Bug #71228 for Locale-SubCountry: utf8 "\xE4" does not map to Unicode

Mon Sep 26 00:47:53 2011 xenoterracide [...] gmail.com - Ticket created

Subject:	utf8 "\xE4" does not map to Unicode
Date:	Sun, 25 Sep 2011 23:47:44 -0500
To:	bugs-Locale-SubCountry [...] rt.cpan.org
From:	Caleb Cushing <xenoterracide [...] gmail.com>

I enabled use utf8::all in an application I'm building, it causes these errors to occur. utf8 "\xE4" does not map to Unicode at /home/ccushing/perl5/perlbrew/perls/perl-5.14.1/lib/site_perl/5.14.1/Locale/SubCountry.pm line 251. -- Caleb Cushing http://xenoterracide.com

Wed Apr 18 18:36:21 2012 kimryan [...] cpan.org - Correspondence added

I was not able to identify which line of text contains this error.
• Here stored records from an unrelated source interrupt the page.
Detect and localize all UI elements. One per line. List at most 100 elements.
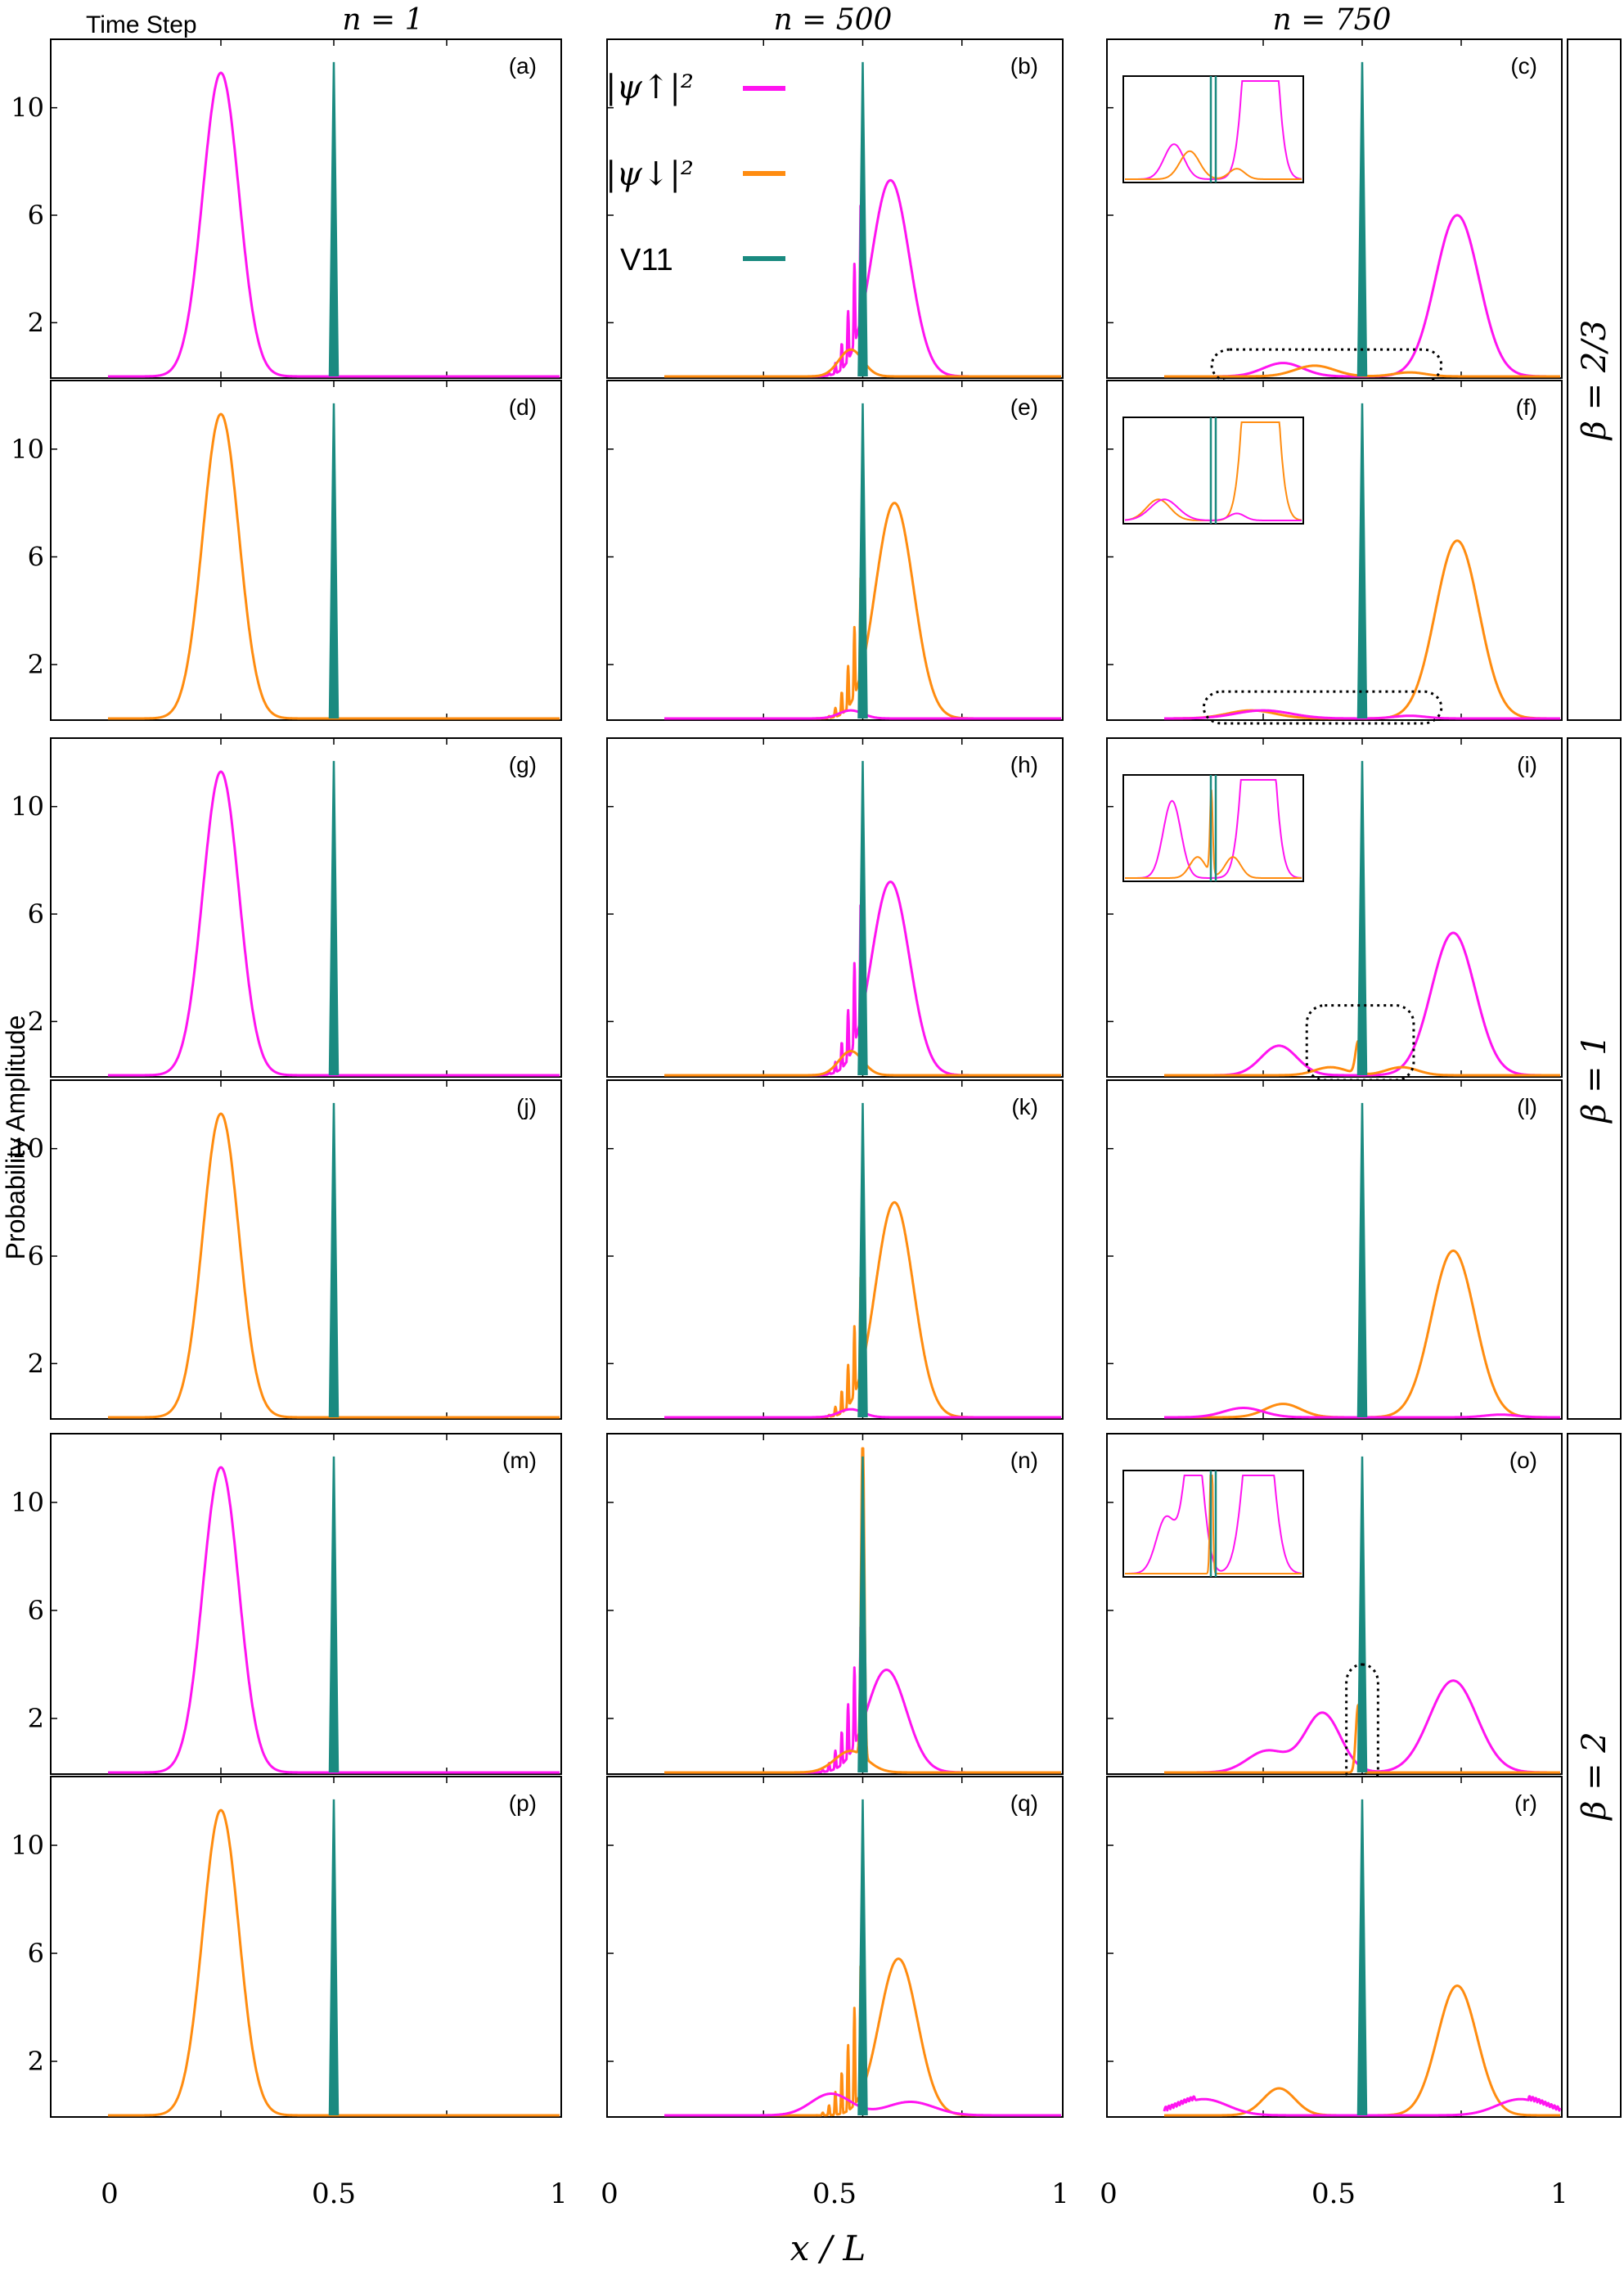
panel-i: (i): [1106, 737, 1563, 1082]
panel-l: (l): [1106, 1079, 1563, 1420]
panel-label: (b): [1010, 53, 1038, 79]
panel-frame: [50, 1079, 562, 1420]
potential-v11-line: [857, 1102, 868, 1418]
potential-v11-line: [1356, 403, 1368, 719]
beta-boxes: [1567, 38, 1622, 2118]
panel-r: (r): [1106, 1776, 1563, 2118]
col-label-n500: n = 500: [774, 3, 893, 37]
potential-v11-line: [1356, 1102, 1368, 1418]
panel-label: (r): [1514, 1790, 1537, 1816]
panel-label: (p): [509, 1790, 537, 1816]
panel-frame: [1106, 1079, 1563, 1420]
panel-m: 2 6 10 (m): [11, 1433, 562, 1775]
inset-frame: [1122, 75, 1304, 183]
potential-v11-line: [1356, 61, 1368, 377]
panel-frame: [606, 38, 1064, 379]
panel-label: (e): [1010, 394, 1038, 420]
highlight-region: [1305, 1004, 1415, 1082]
panel-label: (d): [509, 394, 537, 420]
potential-v11-line: [857, 760, 868, 1076]
panel-k: (k): [606, 1079, 1064, 1420]
panel-label: (m): [502, 1448, 537, 1473]
panel-n: (n): [606, 1433, 1064, 1775]
panel-label: (o): [1509, 1448, 1537, 1473]
beta-box-row3: [1567, 1433, 1622, 2118]
panel-g: 2 6 10 (g): [11, 737, 562, 1078]
panel-b: (b): [606, 38, 1064, 379]
inset: [1122, 417, 1304, 525]
potential-v11-line: [328, 61, 340, 377]
potential-v11-line: [1356, 1799, 1368, 2116]
y-tick-label: 2: [28, 1703, 44, 1734]
beta-box-row2: [1567, 737, 1622, 1420]
panels: 2 6 10 (a) (b) (c) 2 6 10 (d) (e) (f) 2 6 10 (g) (h) (i) 2…: [11, 38, 1563, 2118]
y-tick-label: 6: [28, 1938, 44, 1969]
x-tick-0-col1: 0: [101, 2178, 119, 2210]
y-tick-label: 6: [28, 1595, 44, 1626]
panel-o: (o): [1106, 1433, 1563, 1790]
y-tick-label: 10: [11, 92, 44, 124]
x-tick-05-col3: 0.5: [1311, 2178, 1356, 2210]
panel-c: (c): [1106, 38, 1563, 383]
panel-a: 2 6 10 (a): [11, 38, 562, 379]
beta-box-row1: [1567, 38, 1622, 721]
y-tick-label: 6: [28, 542, 44, 573]
col-label-n750: n = 750: [1273, 3, 1392, 37]
inset-up-line: [1124, 498, 1302, 521]
y-tick-label: 2: [28, 1006, 44, 1037]
beta-label-row1: β = 2/3: [1576, 320, 1613, 441]
col-label-n1: n = 1: [342, 3, 423, 37]
panel-frame: [606, 380, 1064, 721]
y-tick-label: 6: [28, 1241, 44, 1272]
potential-v11-line: [328, 1456, 340, 1773]
potential-v11-line: [328, 1102, 340, 1418]
potential-v11-line: [1356, 760, 1368, 1076]
x-tick-1-col2: 1: [1051, 2178, 1069, 2210]
panel-frame: [606, 1776, 1064, 2118]
panel-f: (f): [1106, 380, 1563, 725]
x-tick-05-col1: 0.5: [312, 2178, 356, 2210]
panel-frame: [50, 1776, 562, 2118]
x-tick-05-col2: 0.5: [812, 2178, 857, 2210]
potential-v11-line: [857, 1799, 868, 2116]
y-tick-label: 2: [28, 2046, 44, 2077]
y-tick-label: 2: [28, 649, 44, 680]
y-tick-label: 2: [28, 1348, 44, 1379]
potential-v11-line: [857, 1456, 868, 1773]
y-axis-label: Probability Amplitude: [1, 1016, 30, 1260]
x-tick-labels: 0 0.5 1 0 0.5 1 0 0.5 1: [101, 2178, 1568, 2210]
panel-label: (c): [1510, 53, 1537, 79]
potential-v11-line: [857, 403, 868, 719]
y-tick-label: 6: [28, 899, 44, 930]
panel-p: 2 6 10 (p): [11, 1776, 562, 2118]
beta-label-row2: β = 1: [1576, 1034, 1613, 1124]
y-tick-label: 6: [28, 200, 44, 231]
inset-down-line: [1125, 1475, 1302, 1574]
y-tick-label: 2: [28, 307, 44, 338]
panel-d: 2 6 10 (d): [11, 380, 562, 721]
legend-down-label: |ψ↓|²: [605, 155, 694, 193]
y-tick-label: 10: [11, 434, 44, 465]
x-tick-1-col3: 1: [1550, 2178, 1568, 2210]
time-step-label: Time Step: [86, 11, 197, 38]
panel-label: (i): [1517, 752, 1537, 777]
panel-label: (f): [1516, 394, 1537, 420]
legend-up-label: |ψ↑|²: [605, 69, 694, 106]
potential-v11-line: [328, 1799, 340, 2116]
legend: |ψ↑|² |ψ↓|² V11: [605, 69, 785, 277]
panel-frame: [606, 1433, 1064, 1775]
panel-frame: [50, 380, 562, 721]
panel-e: (e): [606, 380, 1064, 721]
x-tick-0-col2: 0: [601, 2178, 619, 2210]
highlight-region: [1210, 348, 1443, 383]
inset-down-line: [1125, 789, 1302, 879]
inset-up-line: [1125, 779, 1302, 879]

Are you able to locate it? On Mon Sep 26 00:47:53 2011, XENO wrote: Show quoted text

> I enabled use utf8::all in an application I'm building, it causes > these errors to occur. > > utf8 "\xE4" does not map to Unicode at > /home/ccushing/perl5/perlbrew/perls/perl- > 5.14.1/lib/site_perl/5.14.1/Locale/SubCountry.pm > line 251. > >

Wed Apr 18 18:36:22 2012 The RT System itself - Status changed from 'new' to 'open'

Wed Apr 18 19:15:37 2012 xenoterracide [...] gmail.com - Correspondence added

Subject:	Re: [rt.cpan.org #71228] utf8 "\xE4" does not map to Unicode
Date:	Wed, 18 Apr 2012 18:15:21 -0500
To:	bug-Locale-SubCountry [...] rt.cpan.org
From:	Caleb Cushing <xenoterracide [...] gmail.com>

On Wed, Apr 18, 2012 at 5:36 PM, Kim Ryan via RT <bug-Locale-SubCountry@rt.cpan.org> wrote: Show quoted text

> I was not able to identify which line of text contains this error. Are > you able to locate it?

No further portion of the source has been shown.